The thesis weakens materially if the Vera Rubin ramp slips or hyperscaler capex commentary turns cautious on the May 20 call. Watch for those two signals specifically.

§ 06 What to Watch

Gross margin guidance for Q2 FY2027 and the full year. Goldman expects management to reiterate mid-70% gross margin guidance for calendar 2026. Any softening of that language would matter more than a revenue beat because it signals either Vera Rubin transition costs are running higher than expected or competitive pricing pressure is emerging. Gross margin trajectory is the earliest visible signal of whether the pricing moat is holding.

Vera Rubin ramp timeline specificity. Nvidia has been vague on the precise quarter when Vera Rubin revenue recognition begins in earnest. Any sharpening of that timeline on the May 20 call - with specific shipment volumes or customer commitments - is a positive catalyst. Any softening of Rubin language is a negative one.

Hyperscaler commentary on AI capex through the rest of 2026. Alphabet, Meta, Microsoft, and Amazon all report quarterly and provide capex guidance. If any of them signals moderation in AI infrastructure spending in the back half of 2026, Nvidia's Q3 and Q4 order book is at risk. This is the most important external variable and it will not show up in Nvidia's own earnings call. Watch the hyperscaler calls that come before and after May 20.

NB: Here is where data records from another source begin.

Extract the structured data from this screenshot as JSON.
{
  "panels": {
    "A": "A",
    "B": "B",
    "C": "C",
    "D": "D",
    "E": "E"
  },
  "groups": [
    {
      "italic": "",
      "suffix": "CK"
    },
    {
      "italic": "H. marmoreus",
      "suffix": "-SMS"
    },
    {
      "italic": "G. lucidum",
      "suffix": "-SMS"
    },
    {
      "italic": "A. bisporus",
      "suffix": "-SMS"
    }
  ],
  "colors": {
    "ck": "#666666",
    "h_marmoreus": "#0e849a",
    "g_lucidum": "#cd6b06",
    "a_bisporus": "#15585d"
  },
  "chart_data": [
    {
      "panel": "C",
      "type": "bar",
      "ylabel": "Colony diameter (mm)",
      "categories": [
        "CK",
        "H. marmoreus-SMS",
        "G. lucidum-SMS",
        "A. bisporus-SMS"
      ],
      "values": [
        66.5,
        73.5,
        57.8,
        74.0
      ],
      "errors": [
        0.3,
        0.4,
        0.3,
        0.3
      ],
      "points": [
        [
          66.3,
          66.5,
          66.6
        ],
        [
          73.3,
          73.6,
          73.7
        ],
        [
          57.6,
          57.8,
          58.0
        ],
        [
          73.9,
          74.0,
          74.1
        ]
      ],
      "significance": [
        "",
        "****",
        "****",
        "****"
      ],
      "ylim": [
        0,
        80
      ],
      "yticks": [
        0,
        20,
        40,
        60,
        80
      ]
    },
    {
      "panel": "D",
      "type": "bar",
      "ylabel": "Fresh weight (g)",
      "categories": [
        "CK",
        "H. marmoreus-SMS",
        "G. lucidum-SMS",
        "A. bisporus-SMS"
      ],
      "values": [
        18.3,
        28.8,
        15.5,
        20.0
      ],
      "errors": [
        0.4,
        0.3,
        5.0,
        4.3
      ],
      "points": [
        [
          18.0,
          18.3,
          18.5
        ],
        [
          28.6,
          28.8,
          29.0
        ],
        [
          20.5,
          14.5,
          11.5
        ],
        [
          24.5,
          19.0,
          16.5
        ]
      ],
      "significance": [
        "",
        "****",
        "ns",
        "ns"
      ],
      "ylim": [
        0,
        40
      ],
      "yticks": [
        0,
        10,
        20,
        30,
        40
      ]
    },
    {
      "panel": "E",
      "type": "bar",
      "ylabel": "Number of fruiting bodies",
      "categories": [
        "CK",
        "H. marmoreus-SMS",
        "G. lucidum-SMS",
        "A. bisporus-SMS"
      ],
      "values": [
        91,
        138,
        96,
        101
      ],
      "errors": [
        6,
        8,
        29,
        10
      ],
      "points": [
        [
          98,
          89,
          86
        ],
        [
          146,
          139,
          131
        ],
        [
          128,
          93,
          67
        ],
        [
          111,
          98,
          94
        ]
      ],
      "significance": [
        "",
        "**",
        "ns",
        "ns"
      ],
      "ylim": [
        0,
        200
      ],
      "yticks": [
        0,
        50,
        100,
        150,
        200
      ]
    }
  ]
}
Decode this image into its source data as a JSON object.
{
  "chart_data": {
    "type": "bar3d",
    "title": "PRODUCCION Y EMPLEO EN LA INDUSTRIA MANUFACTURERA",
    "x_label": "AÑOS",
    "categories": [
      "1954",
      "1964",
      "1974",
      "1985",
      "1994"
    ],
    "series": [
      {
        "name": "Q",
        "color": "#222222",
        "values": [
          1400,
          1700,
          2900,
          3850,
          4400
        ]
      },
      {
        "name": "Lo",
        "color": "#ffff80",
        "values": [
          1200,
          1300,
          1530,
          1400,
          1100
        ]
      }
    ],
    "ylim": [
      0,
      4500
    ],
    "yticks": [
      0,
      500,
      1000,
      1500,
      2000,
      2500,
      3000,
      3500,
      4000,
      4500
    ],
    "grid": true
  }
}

China policy developments. Jensen Huang estimated the Chinese market at approximately $50 billion in annual opportunity. Any licensing agreement, policy carveout, or export control modification that reopens even a portion of that market is immediate upside to a number that consensus has set to zero.

Sovereign AI order book updates. The $30 billion in sovereign AI revenue in FY2026 tripled year over year. Management commentary on fiscal 2027 sovereign pipeline - particularly new country commitments or expanded agreements with existing sovereign customers - will signal whether this diversification continues to reduce hyperscaler concentration risk.

§ 07 · What I Learned

This analysis introduced the concept of platform lock-in versus product lock-in, and why they are fundamentally different kinds of moats.

Product lock-in is what most people think of when they hear the word moat. A customer buys your product, finds it better than alternatives, and keeps buying it because switching costs are real but not enormous. Adobe's file format lock-in works this way. ServiceNow's workflow dependency works this way. These are real moats but they can be overcome given enough competitive pressure and a sufficiently better alternative.

Platform lock-in is structurally different. A platform becomes the substrate on which other people build things. Once enough people build on the platform, the platform acquires value that has nothing to do with whether the underlying product is the absolute best. CUDA has been accumulating platform lock-in for 20 years. The reason it is hard to displace is not that CUDA the language is irreplaceable. It is that millions of developers built careers, tools, libraries, and companies on CUDA, and all of that accumulated work only runs on Nvidia hardware. Switching away from CUDA means abandoning not just a product but an entire ecosystem of compounding human capital investment.

This distinction matters for understanding why the custom silicon threat is real for inference but not for training. Inference is running a finished model against new inputs. The workload is narrow, well-defined, and optimizable for a specific chip architecture. Platform dependency matters less because you are not iterating on the model or integrating with a research ecosystem. Training is building the model from scratch, iterating on it, debugging it, and integrating it with every tool in a research pipeline that was built on CUDA. Replacing CUDA in a training workflow means replacing the entire research stack, not just the chip. That is platform lock-in in practice, and no competitor has come close to breaking it.